The `source` field specifies where the volume comes from. Framework developers
need to set the `type` field to `CSI_VOLUME` and specify the `csi_volume` field.
The `csi_volume` field specifies the information of the CSI volume. Framework
developers need to set the `plugin_name` field to the `type` field of one of the
CSI plugin configuration files in the directory specified via the agent flag
`--csi_plugin_config_dir`, and specify the `static_provisioning` field according
to the information of the pre-provisioned volume.
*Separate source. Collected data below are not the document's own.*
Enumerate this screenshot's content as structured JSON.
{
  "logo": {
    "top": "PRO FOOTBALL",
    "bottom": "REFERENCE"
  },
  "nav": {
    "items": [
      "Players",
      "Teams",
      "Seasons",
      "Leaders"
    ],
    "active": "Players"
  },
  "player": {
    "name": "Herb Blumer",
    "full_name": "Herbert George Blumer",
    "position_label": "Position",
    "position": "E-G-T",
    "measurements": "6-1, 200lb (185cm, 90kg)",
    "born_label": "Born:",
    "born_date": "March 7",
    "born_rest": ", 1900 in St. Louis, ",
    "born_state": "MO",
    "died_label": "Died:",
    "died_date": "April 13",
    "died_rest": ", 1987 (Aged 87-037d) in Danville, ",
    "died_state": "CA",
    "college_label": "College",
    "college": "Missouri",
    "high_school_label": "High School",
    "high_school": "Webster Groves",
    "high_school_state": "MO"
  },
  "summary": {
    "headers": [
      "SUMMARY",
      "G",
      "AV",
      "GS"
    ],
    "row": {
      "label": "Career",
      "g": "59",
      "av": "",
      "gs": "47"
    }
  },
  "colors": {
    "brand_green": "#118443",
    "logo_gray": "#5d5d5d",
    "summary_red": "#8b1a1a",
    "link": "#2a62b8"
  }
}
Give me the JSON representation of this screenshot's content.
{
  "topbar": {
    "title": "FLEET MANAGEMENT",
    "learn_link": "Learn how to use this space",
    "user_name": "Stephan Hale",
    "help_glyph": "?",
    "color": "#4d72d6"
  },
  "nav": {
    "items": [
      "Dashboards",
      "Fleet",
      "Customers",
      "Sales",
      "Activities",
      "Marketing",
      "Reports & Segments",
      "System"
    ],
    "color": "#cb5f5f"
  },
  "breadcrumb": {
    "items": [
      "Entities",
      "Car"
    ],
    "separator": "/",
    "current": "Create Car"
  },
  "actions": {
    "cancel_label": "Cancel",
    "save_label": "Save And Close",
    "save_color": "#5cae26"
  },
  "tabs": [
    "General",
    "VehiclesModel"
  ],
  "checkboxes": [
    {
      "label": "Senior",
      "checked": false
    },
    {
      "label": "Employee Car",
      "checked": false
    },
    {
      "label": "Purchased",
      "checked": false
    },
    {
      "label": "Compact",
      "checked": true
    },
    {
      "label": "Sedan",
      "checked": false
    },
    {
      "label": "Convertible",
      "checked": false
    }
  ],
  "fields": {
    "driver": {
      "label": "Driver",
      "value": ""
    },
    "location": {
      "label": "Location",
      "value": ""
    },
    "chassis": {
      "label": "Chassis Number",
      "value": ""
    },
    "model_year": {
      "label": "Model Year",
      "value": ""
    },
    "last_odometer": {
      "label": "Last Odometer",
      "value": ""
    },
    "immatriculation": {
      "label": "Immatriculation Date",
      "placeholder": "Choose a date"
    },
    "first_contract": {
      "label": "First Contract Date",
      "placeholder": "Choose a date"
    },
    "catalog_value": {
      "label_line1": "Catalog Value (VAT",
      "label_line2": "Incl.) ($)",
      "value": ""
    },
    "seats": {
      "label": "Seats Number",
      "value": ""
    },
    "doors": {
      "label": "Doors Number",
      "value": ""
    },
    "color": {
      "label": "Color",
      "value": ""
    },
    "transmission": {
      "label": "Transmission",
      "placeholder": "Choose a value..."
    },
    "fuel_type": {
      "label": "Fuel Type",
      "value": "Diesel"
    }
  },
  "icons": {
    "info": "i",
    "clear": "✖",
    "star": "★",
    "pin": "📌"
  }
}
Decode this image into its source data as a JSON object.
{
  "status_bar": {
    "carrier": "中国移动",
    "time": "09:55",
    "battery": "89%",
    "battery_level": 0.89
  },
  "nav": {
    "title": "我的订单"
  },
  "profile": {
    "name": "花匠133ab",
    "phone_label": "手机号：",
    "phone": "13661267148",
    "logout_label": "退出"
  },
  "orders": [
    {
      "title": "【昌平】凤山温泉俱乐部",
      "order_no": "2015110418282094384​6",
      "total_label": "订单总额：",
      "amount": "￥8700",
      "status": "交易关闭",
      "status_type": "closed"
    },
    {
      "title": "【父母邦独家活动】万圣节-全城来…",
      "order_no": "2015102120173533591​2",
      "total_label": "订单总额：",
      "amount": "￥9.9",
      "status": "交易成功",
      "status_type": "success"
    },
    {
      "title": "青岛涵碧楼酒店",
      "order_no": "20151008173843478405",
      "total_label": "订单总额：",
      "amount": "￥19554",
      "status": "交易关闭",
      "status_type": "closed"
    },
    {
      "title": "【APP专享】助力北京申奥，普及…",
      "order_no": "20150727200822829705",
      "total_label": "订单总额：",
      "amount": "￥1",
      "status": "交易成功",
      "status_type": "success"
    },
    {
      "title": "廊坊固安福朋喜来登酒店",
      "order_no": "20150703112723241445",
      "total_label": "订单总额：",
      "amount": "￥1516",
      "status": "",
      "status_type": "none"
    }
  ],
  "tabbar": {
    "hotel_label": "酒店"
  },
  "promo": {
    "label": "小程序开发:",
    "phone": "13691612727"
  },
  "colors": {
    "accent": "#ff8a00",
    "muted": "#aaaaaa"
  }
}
The fields in `static_provisioning`
map directly onto the fields in the CSI calls [NodeStageVolume](https://github.com/container-storage-interface/spec/blob/v1.3.0/spec.md#nodestagevolume)
and [NodePublishVolume](https://github.com/container-storage-interface/spec/blob/v1.3.0/spec.md#nodepublishvolume),
please find more detailed descriptions about those fields in the CSI spec.
How to specify `container_path`:
1. If you are launching a task without a container image and `container_path`
is an absolute path, you need to make sure the absolute path exists on your
host root file system as the container shares the host root file system;
otherwise, the task will fail.
2. For other cases like launching a task without a container image and with a
relative `container_path`, or launching a task with a container image and an
absolute or relative `container_path`, the `volume/csi` isolator will help
create the `container_path` as the mount point.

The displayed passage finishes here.